Limitations & Future Work

  • Quality depends on the dependency parsing and coreference resolution pipeline — tool maturity for non-English languages may be insufficient.
  • All components (entities/attributes/relations) are currently weighted equally; task-specific weighting could be introduced in future work.
  • DOCENT covers only 100 images with generated judgments, limited in scale by the annotation cost of fine-grained labeling (~18 minutes per sample).
  • The reference-based design is sensitive to the quality and coverage of reference descriptions.
  • vs. SPICE: SPICE also uses scene graphs but ignores object attachment, inflating scores for misattributed details; PoSh preserves attachment chains to ensure correct verification.
  • vs.
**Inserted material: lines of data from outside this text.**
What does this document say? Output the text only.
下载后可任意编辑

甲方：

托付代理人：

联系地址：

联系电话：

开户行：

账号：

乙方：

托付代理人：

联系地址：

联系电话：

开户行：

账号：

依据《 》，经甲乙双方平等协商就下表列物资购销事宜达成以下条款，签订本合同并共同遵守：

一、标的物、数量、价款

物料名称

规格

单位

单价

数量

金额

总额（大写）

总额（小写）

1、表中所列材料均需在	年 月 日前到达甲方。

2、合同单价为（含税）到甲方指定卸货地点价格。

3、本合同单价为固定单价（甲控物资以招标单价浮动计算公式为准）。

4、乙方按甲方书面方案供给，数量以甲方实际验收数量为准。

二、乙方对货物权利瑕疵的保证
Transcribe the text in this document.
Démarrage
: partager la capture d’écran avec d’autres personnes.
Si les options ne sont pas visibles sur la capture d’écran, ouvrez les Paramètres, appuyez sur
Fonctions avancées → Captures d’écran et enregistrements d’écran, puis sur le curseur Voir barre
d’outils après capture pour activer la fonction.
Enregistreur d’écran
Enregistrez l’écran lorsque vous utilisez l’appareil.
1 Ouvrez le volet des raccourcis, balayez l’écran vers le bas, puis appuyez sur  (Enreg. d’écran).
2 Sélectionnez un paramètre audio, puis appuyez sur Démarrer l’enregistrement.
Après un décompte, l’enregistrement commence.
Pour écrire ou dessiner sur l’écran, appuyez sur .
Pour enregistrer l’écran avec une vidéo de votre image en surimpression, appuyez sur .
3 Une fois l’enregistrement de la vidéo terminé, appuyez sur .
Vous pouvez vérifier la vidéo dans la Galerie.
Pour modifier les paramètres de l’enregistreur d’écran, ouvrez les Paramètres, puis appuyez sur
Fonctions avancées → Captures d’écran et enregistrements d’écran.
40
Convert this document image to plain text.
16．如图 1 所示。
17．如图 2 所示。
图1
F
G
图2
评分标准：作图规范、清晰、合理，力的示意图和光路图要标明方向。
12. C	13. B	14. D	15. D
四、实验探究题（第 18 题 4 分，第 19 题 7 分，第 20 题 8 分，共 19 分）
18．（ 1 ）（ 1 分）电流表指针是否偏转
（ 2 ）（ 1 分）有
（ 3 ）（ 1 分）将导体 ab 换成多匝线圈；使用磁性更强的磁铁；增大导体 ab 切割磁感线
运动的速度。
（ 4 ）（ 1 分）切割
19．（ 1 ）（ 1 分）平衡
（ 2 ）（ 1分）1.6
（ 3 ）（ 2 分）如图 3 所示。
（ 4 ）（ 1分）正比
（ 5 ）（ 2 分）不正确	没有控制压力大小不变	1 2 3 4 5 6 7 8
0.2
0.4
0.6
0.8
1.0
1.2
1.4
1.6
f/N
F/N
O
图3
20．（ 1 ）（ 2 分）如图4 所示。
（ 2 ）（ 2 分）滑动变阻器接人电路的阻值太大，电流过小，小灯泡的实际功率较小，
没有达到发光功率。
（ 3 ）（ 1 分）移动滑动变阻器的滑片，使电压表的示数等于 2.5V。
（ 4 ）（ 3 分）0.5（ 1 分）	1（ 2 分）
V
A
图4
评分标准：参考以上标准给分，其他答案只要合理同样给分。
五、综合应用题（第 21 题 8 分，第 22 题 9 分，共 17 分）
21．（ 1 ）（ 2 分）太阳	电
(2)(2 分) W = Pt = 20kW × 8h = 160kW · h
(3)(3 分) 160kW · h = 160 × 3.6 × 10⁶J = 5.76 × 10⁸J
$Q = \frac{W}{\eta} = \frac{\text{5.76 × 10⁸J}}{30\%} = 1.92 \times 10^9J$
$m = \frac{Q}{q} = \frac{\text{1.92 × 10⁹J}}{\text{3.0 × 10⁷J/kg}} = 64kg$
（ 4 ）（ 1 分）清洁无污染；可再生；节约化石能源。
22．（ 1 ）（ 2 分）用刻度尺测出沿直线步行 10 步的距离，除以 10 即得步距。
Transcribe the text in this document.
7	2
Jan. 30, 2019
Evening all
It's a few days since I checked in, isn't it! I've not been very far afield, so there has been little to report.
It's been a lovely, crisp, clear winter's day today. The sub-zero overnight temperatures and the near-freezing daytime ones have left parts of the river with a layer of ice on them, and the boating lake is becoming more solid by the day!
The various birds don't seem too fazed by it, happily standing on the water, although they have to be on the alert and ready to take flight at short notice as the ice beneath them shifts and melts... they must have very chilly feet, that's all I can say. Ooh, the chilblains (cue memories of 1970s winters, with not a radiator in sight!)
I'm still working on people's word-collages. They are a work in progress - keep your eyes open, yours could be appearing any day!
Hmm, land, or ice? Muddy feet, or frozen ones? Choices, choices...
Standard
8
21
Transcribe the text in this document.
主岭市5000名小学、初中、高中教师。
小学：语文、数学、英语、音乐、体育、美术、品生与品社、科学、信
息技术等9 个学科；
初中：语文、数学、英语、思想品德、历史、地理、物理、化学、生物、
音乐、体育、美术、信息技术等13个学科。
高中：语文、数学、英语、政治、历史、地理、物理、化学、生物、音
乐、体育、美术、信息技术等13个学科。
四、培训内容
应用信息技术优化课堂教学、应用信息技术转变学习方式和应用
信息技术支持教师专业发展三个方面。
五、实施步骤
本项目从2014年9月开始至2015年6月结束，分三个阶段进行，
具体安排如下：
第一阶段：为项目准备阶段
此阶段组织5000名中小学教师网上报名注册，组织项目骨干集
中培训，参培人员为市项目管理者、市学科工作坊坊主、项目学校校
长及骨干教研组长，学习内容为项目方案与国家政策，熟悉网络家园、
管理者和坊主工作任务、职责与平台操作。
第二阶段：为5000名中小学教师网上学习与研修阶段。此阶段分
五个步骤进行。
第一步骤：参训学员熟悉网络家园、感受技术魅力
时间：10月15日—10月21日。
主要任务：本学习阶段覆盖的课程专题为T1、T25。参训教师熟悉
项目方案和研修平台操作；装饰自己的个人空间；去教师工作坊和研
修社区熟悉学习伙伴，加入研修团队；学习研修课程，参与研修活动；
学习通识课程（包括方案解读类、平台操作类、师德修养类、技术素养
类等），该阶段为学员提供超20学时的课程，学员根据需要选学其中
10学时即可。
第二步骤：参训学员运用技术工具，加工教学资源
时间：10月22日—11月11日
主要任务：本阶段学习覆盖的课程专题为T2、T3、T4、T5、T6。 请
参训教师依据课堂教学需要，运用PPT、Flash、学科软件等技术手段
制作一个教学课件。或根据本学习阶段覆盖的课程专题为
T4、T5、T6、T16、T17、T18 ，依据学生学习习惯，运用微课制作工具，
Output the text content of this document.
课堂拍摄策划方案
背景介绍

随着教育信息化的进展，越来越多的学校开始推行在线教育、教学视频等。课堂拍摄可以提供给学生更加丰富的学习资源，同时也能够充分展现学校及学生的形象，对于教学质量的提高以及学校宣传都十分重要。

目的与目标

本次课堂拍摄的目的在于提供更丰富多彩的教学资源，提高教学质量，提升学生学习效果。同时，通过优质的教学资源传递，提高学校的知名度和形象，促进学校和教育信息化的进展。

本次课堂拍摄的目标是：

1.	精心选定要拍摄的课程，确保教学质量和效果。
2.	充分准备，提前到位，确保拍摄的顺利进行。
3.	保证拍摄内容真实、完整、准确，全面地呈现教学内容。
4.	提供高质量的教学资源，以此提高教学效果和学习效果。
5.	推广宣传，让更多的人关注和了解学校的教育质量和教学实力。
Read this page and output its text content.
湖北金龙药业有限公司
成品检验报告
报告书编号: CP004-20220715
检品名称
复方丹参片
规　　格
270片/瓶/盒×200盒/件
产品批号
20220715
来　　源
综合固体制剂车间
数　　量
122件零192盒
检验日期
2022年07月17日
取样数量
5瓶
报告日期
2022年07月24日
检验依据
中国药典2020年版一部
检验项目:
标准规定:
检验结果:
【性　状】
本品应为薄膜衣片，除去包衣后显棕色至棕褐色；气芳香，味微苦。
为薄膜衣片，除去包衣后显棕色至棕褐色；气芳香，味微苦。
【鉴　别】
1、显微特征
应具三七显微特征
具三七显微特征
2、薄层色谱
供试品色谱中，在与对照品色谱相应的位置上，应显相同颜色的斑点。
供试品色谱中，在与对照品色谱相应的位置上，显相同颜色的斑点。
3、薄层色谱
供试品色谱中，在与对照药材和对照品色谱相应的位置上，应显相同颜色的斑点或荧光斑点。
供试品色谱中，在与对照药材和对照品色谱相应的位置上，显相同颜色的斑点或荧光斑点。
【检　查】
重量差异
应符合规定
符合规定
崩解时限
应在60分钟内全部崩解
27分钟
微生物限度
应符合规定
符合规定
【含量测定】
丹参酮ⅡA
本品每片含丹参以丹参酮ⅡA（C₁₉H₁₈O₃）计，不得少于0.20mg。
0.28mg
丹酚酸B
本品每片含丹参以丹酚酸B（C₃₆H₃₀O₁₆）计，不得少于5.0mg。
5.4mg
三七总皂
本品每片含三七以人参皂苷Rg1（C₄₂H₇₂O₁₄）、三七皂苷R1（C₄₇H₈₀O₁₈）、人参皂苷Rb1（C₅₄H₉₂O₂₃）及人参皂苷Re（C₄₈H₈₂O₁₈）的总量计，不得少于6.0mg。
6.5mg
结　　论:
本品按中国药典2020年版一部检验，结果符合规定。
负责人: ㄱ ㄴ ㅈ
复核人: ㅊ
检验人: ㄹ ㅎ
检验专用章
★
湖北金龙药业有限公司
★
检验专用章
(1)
DCScore: DCScore uses GPT-4 to extract and verify factoids, achieving the strongest mistakes correlation (ρ=0.541), but insufficient extraction coverage weakens its omissions performance (ρ=0.395); PoSh uses syntactic analysis to ensure full coverage.
  • vs. LLaVA-Critic: This 72B VLM-as-Judge performs best on CapArena overall, but provides no interpretable fine-grained scores; PoSh achieves comparable performance at 14B while remaining fully interpretable.

Rating

  • Novelty: ⭐⭐⭐⭐ — The combination of scene graphs and LLM-QA is elegantly designed; the DOCENT benchmark fills an important gap.
  • Experimental Thoroughness: ⭐⭐⭐⭐⭐ — Covers DOCENT fine- and coarse-grained evaluation, cross-domain CapArena, RL reward function experiments, and subcomponent validation.
  • Writing Quality: ⭐⭐⭐⭐⭐ — Motivation is clear, societal impact is compelling, and experiments are systematic and comprehensive.
  • Value: ⭐⭐⭐⭐ — Provides a deployable open-source tool for detailed image description evaluation, advancing progress in assistive text generation.